In the 1960s the Department of Defense put in place the Planning, Programming, and Budgeting system as its mechanism for allocating scarce resources. In 2003 DoD added "execution" to the name of the system, making it the Planning, Programming, Budgeting and Execution (PPBE) system. Despite the new name, critics have asserted that the "E" in PPBE is essentially silent. DoD, they argue, does not systematically manage the execution of its funds.

The truth is more complicated, at least based on my 12 years of experience running Air Force and later DoD-wide finances. In my view the "E" in PPBE is not silent, but sometimes it only whispers.

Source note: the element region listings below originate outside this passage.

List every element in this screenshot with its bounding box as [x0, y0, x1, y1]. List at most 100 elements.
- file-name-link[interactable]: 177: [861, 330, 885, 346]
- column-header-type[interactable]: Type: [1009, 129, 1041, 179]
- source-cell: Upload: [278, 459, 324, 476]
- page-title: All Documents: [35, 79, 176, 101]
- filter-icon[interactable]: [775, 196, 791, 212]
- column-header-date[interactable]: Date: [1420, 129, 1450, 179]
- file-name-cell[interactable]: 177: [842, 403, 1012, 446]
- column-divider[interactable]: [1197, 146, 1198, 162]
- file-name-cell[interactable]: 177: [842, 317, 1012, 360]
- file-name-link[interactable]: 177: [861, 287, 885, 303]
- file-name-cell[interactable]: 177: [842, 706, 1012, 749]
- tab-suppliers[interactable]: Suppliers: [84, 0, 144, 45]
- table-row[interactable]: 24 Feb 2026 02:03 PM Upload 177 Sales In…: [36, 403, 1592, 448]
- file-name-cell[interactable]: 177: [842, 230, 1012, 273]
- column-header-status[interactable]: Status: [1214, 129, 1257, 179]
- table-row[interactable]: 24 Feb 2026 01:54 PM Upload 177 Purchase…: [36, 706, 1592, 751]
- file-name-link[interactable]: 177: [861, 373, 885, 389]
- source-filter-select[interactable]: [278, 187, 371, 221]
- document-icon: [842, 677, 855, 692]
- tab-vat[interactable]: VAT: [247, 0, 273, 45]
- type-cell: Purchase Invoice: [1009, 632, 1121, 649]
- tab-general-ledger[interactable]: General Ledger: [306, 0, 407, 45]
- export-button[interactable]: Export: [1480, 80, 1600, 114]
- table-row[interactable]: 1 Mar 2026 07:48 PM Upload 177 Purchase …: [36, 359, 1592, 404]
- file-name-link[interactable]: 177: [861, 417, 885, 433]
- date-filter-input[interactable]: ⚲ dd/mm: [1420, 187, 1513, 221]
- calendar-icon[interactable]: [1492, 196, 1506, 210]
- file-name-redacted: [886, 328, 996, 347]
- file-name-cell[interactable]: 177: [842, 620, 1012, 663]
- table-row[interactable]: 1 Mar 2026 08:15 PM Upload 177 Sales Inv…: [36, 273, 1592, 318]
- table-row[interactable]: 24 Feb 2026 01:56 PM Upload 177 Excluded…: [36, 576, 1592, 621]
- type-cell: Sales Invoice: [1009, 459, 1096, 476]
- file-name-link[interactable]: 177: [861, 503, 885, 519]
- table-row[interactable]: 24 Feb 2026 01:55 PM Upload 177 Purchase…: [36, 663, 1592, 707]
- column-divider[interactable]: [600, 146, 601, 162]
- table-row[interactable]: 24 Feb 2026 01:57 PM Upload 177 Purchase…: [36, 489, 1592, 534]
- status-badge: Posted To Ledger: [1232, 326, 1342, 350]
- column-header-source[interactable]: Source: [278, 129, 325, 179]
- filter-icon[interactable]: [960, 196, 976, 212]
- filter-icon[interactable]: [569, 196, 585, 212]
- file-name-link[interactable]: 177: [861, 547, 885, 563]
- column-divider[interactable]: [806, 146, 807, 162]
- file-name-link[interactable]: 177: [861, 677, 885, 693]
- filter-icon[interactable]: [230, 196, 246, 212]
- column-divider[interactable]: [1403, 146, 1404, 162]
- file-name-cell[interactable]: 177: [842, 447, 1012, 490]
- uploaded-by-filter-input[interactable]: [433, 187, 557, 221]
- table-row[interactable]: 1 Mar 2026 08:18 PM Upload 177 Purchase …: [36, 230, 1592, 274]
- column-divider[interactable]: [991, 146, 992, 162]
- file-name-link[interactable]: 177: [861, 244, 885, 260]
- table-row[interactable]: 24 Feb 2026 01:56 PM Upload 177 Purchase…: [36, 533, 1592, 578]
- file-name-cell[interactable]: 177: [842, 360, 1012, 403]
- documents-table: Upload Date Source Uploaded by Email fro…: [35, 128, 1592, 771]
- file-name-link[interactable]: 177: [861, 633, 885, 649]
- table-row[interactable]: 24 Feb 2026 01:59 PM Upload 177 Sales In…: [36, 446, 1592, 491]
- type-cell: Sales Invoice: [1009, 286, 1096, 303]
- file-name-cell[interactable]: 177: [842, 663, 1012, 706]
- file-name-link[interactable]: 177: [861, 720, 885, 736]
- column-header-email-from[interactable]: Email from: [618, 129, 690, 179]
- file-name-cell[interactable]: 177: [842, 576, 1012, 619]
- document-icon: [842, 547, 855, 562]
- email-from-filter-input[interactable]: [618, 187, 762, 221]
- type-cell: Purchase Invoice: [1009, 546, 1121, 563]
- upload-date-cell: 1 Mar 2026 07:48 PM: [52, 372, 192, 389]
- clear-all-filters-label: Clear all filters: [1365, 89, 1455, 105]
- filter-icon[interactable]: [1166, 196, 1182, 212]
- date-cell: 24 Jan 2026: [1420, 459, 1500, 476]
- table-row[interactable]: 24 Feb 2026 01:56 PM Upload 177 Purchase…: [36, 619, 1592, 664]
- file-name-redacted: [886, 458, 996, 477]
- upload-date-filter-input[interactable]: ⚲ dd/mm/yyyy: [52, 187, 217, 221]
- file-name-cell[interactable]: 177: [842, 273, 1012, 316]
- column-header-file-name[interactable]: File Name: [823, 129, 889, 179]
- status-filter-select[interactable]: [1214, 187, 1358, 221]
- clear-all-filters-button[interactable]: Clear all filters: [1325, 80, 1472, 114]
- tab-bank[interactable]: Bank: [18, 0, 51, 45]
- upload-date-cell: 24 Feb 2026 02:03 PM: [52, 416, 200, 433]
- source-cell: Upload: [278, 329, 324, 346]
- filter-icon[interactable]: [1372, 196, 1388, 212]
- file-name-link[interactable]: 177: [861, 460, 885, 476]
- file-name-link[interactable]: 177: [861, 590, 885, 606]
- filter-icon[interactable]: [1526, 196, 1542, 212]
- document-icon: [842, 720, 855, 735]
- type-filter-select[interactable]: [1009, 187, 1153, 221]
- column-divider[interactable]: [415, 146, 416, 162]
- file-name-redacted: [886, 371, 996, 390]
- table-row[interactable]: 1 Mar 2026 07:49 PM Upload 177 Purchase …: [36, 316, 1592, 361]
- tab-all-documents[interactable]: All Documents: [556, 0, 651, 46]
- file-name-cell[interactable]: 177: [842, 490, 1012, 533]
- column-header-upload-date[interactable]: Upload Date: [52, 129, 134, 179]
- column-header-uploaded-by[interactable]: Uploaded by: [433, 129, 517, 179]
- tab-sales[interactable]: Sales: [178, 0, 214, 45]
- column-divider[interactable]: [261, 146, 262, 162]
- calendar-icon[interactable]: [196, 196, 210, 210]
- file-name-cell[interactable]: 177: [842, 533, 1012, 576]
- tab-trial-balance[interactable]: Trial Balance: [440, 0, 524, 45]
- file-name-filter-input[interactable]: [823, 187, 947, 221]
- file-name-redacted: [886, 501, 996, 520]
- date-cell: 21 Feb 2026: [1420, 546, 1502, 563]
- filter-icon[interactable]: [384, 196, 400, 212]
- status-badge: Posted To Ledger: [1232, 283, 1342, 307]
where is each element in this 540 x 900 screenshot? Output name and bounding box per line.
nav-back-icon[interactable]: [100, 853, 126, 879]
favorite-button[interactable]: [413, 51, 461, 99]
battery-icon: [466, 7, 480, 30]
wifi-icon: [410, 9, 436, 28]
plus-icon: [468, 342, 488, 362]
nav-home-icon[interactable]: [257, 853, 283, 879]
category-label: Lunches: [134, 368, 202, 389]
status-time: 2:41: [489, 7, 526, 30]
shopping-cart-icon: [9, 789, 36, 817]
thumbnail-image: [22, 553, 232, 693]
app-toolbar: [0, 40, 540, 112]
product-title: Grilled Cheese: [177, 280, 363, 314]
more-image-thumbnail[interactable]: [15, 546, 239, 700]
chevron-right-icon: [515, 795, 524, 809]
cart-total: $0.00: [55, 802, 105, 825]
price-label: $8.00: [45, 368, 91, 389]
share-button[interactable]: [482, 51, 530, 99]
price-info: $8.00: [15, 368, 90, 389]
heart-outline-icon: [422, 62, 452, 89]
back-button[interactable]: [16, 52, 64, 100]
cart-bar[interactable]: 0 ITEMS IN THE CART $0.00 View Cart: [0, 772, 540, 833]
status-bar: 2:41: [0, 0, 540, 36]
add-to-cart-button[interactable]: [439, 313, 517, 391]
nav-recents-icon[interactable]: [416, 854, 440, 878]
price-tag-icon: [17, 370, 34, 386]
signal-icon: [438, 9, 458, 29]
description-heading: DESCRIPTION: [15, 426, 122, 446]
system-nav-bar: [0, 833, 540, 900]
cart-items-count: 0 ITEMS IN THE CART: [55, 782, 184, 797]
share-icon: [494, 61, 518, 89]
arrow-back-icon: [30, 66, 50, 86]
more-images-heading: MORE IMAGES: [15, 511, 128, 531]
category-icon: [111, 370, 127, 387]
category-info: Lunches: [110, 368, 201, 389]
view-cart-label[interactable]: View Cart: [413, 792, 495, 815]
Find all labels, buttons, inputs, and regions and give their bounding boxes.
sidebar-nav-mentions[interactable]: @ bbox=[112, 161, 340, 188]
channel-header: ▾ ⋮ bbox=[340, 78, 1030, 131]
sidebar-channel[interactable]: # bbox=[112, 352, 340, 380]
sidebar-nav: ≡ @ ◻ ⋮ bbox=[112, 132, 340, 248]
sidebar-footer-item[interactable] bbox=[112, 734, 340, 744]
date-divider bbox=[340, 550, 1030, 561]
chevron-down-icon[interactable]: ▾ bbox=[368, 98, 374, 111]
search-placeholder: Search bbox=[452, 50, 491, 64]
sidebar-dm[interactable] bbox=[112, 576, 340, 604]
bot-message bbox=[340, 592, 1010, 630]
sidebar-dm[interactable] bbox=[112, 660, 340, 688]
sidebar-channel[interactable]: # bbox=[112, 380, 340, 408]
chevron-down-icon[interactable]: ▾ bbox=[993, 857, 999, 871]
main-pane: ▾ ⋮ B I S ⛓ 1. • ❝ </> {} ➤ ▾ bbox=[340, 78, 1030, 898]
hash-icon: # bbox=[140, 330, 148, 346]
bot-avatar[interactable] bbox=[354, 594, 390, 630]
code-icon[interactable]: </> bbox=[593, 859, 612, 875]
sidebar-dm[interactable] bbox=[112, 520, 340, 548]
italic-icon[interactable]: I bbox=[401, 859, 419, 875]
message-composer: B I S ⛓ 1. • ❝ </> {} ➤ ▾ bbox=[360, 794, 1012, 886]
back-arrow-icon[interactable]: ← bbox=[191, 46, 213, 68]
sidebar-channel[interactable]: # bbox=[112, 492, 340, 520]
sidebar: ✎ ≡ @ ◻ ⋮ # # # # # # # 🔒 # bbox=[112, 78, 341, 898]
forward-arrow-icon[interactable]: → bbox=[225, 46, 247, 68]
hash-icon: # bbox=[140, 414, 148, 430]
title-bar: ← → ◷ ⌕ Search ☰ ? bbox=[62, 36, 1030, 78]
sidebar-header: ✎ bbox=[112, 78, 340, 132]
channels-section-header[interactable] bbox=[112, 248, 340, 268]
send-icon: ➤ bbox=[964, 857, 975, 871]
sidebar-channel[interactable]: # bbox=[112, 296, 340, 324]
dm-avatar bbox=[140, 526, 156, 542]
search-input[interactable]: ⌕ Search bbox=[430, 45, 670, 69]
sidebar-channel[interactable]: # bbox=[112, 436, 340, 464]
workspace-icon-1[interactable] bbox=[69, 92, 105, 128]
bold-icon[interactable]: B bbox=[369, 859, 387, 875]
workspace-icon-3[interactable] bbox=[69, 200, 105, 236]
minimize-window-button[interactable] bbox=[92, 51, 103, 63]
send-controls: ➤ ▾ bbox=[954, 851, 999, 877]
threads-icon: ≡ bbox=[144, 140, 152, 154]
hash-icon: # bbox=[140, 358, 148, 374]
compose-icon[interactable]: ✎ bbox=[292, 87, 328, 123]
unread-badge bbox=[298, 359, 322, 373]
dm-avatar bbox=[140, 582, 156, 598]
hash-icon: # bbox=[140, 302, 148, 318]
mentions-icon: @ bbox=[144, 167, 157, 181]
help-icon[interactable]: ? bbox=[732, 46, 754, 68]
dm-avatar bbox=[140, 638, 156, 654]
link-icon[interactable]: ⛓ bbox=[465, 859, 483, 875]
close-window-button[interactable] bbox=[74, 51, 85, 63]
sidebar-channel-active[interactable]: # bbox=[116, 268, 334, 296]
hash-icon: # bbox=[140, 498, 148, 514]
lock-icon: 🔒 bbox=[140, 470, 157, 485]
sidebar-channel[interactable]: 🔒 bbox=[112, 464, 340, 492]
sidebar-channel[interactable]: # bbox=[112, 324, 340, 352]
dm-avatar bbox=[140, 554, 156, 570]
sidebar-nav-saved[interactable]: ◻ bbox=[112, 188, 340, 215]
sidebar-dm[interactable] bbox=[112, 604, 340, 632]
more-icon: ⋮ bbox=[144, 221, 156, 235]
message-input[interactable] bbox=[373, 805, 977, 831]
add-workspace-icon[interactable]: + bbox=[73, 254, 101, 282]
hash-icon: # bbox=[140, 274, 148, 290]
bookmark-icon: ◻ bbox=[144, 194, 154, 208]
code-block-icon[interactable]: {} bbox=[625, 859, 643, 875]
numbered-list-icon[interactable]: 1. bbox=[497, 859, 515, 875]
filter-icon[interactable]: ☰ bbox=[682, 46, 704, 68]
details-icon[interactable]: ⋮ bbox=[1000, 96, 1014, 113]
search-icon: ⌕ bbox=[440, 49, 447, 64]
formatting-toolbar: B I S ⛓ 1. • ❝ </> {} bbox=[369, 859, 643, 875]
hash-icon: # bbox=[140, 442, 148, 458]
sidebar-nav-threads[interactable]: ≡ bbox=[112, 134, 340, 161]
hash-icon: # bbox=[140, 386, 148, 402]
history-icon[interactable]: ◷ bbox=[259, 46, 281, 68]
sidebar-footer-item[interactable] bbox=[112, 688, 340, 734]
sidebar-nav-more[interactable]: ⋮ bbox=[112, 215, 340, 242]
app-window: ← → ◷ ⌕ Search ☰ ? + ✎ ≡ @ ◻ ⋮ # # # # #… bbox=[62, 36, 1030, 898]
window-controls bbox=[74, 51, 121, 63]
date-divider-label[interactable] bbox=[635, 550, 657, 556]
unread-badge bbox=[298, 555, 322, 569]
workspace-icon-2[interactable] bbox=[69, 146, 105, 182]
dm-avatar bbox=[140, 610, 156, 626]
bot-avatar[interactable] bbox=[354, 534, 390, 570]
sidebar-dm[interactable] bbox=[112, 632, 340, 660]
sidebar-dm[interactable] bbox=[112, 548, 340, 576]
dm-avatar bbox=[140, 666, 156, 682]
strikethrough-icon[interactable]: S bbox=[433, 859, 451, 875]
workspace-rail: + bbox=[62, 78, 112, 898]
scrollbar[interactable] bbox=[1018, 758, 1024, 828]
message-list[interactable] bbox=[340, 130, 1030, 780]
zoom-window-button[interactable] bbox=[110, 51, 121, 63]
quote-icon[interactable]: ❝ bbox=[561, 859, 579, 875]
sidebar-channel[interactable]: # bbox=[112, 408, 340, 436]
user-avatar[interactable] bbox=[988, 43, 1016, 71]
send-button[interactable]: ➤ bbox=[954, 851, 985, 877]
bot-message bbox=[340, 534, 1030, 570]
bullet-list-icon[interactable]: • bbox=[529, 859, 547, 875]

There will soon be an opportunity to do better. In February 2017 current law requires that DoD establish a new under secretary for business management and information. Improving execution management should be one focus for the new office.

In some cases, the new under secretary will find that DoD manages financial execution well. The department carefully manages its funds to ensure that they are spent as Congress directs in law. Many parts of the DoD establishment, especially those performing business-related activities, maintain quantitative performance measures that can be compared to dollars spent. For example, personnel managers establish numerical targets for recruiting and retention and routinely measure their success in meeting goals. The acquisition community maintains a wide range of quantitative measures relating to the success of weapons programs. Many defense agencies also collect performance information.

Sometimes DoD uses cost and performance measures in deciding how to formulate budgets. In recent years, for example, the department slowed the growth in military compensation to free up funds for training and modernization. Decisions relied in part on benchmarks and analyses that suggest how much military personnel must be paid in order to meet recruiting and retention goals. Similarly, many budgetary decisions about weapons systems are made, at least in part, based on comparisons of costs and quantitative measures of performance.

But often DoD does not allocate resources based on comparison of quantitative performance measures and costs, and the department does not systematically review spending to determine value received for dollars spent. This occurs in part because of measurement problems. Ultimately DoD's mission is to deter wars and, if necessary, fight and win them. Progress toward this broad goal, and many other defense goals, cannot be credibly measured in numerical terms.

But DoD can do better. Specifically, the new Under Secretary can take several steps to improve execution management:

  • Introduce a cost allocation system to facilitate comparisons across organizations

Today DoD manages based on budgets, as it must because that is how Congress makes funds available. But the department often does not collect and then use data on actual spending. Working closely with the comptroller community and other stakeholders, the new under secretary should help DoD collect and compare cost data across its bases, installations, and agencies with a focus on business-type activities such as warehousing and supplying parts, maintaining buildings, carrying out administrative functions, and accomplishing grounds maintenance. Sometimes comparisons will be hard to interpret because of differing missions, but other comparisons will identify opportunities to improve efficiency.

The new under secretary should avoid creating a large new cost-accounting system that will take years and billions of dollars to install. Instead, the office should focus on activities where the information already exists or can be created through allocations of existing cost data. The fidelity of those data should be improved by ongoing audit efforts. The current DoD management office, which will be transferred under the new under secretary's purview, has begun working to design a cost-allocation system.

The new under secretary should also:

  • Begin comparing costs to performance measures across organizations, starting with those business-type activities where cost and performance can be credibly measured.
  • Help DoD increase its knowledge about how performance measures are affected by spending more or less. For example, the department knows a lot about how military personnel react to pay changes but very little about how civilian employees react.

The new under secretary can succeed in improving financial execution only if DoD's most senior leaders support the effort. Congress also needs to help. Congress should start by ending the budgetary turmoil that has gripped the federal government in recent years and siphoned away senior-management time needed to achieve long-term improvements such as better financial execution.

With senior support and a focus by the new under secretary, the "E" in PPBE can gain a stronger and more helpful voice.

The Honorable Robert Hale is currently a Fellow at Booz Allen Hamilton. He served as the DoD comptroller from 2009 to 2014 and as Air Force comptroller from 1994 to 2001.